While the uncertainty surrounding the spread of the coronavirus is very unsettling on a human level, as fears heighten that the spread of the virus will worsen, the impact on both global and domestic financial markets is also becoming increasingly unsettling.

After an extended period of above-average returns, 2020 has been much more difficult due to the coronavirus outbreak, with February and March being particularly volatile, impacting investment balances, before markets rebounded over the next four months.

Market declines can occur when investors are forced to reassess expectations for the future and this is now happening as investors consider the impact on governments, companies and households as restrictions are put in place as all efforts are made to stop the spread of the virus.


Our strategy

At Hales Douglass Financial Services, we understand and have been educating clients for some time, that investment markets are cyclical in nature and will never just continue to rise indefinitely. Market cycles are characterised by several good years of returns followed by generally a year or two of negative returns. While the trigger of a downturn is not always predicted, it is a normal and anticipated outcome of investing in growth investments.
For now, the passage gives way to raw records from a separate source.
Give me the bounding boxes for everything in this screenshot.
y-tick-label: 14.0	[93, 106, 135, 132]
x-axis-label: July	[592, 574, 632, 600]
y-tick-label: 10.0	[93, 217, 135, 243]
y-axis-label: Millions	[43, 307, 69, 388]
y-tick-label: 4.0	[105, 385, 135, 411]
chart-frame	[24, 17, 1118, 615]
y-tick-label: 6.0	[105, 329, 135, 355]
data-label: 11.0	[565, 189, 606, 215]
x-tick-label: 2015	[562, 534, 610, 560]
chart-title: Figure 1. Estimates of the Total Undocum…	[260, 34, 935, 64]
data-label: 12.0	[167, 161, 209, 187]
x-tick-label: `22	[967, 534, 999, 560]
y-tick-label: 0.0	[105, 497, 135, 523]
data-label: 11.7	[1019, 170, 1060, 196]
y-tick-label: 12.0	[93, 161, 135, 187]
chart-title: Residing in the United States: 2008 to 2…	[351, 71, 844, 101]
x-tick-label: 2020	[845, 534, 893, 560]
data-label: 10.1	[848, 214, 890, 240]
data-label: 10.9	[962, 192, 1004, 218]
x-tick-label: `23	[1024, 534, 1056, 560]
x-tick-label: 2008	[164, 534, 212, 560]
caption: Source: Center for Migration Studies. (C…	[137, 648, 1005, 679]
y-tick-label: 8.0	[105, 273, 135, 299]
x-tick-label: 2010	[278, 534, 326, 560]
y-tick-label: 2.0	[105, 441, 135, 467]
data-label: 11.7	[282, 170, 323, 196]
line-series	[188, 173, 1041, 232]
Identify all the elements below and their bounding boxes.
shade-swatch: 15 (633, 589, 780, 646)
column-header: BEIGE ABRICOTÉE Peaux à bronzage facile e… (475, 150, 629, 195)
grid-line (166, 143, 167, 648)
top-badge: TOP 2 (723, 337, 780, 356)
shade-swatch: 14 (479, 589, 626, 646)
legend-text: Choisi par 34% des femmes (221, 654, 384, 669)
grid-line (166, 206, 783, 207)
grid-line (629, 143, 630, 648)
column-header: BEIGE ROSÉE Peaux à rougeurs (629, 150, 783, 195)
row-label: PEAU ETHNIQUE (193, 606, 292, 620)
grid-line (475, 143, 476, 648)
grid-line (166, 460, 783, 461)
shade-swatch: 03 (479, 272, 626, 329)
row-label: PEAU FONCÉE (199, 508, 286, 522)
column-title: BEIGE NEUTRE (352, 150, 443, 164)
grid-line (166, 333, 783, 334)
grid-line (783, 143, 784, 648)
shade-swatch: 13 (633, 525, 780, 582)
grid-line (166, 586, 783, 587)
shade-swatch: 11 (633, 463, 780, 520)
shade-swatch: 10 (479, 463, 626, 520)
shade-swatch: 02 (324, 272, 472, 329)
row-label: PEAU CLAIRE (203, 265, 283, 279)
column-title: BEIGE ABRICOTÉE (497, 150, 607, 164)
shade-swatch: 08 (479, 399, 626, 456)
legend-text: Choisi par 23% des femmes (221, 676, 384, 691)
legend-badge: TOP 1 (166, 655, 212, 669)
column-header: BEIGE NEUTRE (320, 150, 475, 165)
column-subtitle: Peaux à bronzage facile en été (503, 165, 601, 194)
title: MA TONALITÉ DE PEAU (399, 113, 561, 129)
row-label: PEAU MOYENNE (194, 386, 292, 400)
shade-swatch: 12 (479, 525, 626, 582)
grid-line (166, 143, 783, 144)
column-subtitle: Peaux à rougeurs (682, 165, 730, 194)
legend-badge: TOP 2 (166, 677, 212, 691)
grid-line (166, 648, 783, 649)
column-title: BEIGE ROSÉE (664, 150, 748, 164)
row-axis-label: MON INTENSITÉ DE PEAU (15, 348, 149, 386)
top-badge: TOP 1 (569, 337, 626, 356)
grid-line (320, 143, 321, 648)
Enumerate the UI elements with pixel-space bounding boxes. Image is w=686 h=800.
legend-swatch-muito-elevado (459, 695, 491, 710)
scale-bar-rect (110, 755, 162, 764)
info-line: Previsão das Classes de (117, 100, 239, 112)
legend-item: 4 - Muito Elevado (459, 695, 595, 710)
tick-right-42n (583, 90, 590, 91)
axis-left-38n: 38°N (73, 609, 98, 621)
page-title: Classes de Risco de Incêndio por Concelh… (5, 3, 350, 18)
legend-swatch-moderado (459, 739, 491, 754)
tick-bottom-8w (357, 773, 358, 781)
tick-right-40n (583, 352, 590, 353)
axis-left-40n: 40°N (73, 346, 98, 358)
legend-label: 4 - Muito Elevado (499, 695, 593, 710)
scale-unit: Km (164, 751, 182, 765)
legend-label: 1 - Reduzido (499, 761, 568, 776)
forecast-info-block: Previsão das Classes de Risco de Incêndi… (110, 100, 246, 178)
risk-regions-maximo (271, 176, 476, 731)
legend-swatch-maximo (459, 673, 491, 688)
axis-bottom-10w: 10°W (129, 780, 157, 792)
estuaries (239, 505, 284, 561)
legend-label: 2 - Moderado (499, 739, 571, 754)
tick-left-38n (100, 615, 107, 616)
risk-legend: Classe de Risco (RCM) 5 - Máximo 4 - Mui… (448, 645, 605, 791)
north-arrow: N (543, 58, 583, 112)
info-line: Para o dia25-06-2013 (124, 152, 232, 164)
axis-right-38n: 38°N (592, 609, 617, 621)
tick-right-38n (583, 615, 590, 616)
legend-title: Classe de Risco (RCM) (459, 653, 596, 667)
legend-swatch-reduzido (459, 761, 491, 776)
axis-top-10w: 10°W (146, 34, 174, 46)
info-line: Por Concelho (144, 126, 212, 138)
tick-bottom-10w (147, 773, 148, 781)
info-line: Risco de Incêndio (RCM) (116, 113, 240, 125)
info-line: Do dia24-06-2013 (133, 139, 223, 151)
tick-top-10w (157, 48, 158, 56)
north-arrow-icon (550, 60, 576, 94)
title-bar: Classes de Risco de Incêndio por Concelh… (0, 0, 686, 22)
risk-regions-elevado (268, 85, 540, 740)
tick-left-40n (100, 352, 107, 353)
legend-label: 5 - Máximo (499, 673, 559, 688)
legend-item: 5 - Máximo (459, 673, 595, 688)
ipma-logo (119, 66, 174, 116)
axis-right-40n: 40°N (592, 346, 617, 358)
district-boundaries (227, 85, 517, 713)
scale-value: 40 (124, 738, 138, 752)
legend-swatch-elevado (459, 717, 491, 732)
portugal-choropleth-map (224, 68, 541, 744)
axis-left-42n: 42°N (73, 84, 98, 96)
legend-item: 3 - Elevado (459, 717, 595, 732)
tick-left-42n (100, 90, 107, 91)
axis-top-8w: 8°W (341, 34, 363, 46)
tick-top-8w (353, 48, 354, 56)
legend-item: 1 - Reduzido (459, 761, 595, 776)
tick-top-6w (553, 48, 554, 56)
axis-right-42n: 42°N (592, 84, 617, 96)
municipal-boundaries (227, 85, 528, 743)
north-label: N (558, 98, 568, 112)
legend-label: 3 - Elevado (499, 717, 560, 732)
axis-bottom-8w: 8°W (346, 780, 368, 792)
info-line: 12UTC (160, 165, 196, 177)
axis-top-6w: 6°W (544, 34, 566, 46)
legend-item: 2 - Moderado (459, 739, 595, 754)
You should not be surprised to receive statements with negative returns for short periods of time. It is the one thing that we guarantee will occur from time to time as a result of having exposure to growth based investments.

How have we positioned our clients’ portfolios?

In times such as these, we believe the best course of action is to have your funds positioned in a diversified portfolio of quality long term investments.

For our clients in pension phase, your portfolio is constructed to include a sufficient allocation to more defensive investments such as cash and fixed interest to draw on during a downturn. Our advice is to remain patient with the growth assets in your portfolio in order to benefit from solid long term returns.

We have been positioning portfolios more defensively through the process of taking profits from the investments that have performed well (i.e. Australian and International shares) and topping up cash levels in preparation for the next inevitable downturn. We will never say we can time when markets will become negative, but we do know the cyclical nature of growth based investments.

For our clients still accumulating, superannuation is a long term investment and market downturns can be opportunities to purchase assets at depressed prices via superannuation guarantee or personal contributions.

Our investment philosophy takes considerable care to ensure our clients are invested in well-diversified portfolios of high-quality, long term investments.

This does not mean, however, that your funds will be insulated completely from what is going on in global investment markets. Unfortunately, you can be invested in good quality investments, but their value will still decline as negative sentiment over the short term impacts of the spread of the coronavirus causes all markets to fall.

Investments are for the long term

Investments should be based with a long term view. Market volatility and negative investment markets are a normal and anticipated part of the investment cycle over the short term. Our clients’ portfolios have been constructed with a long term view and to weather events such as those we are currently experiencing.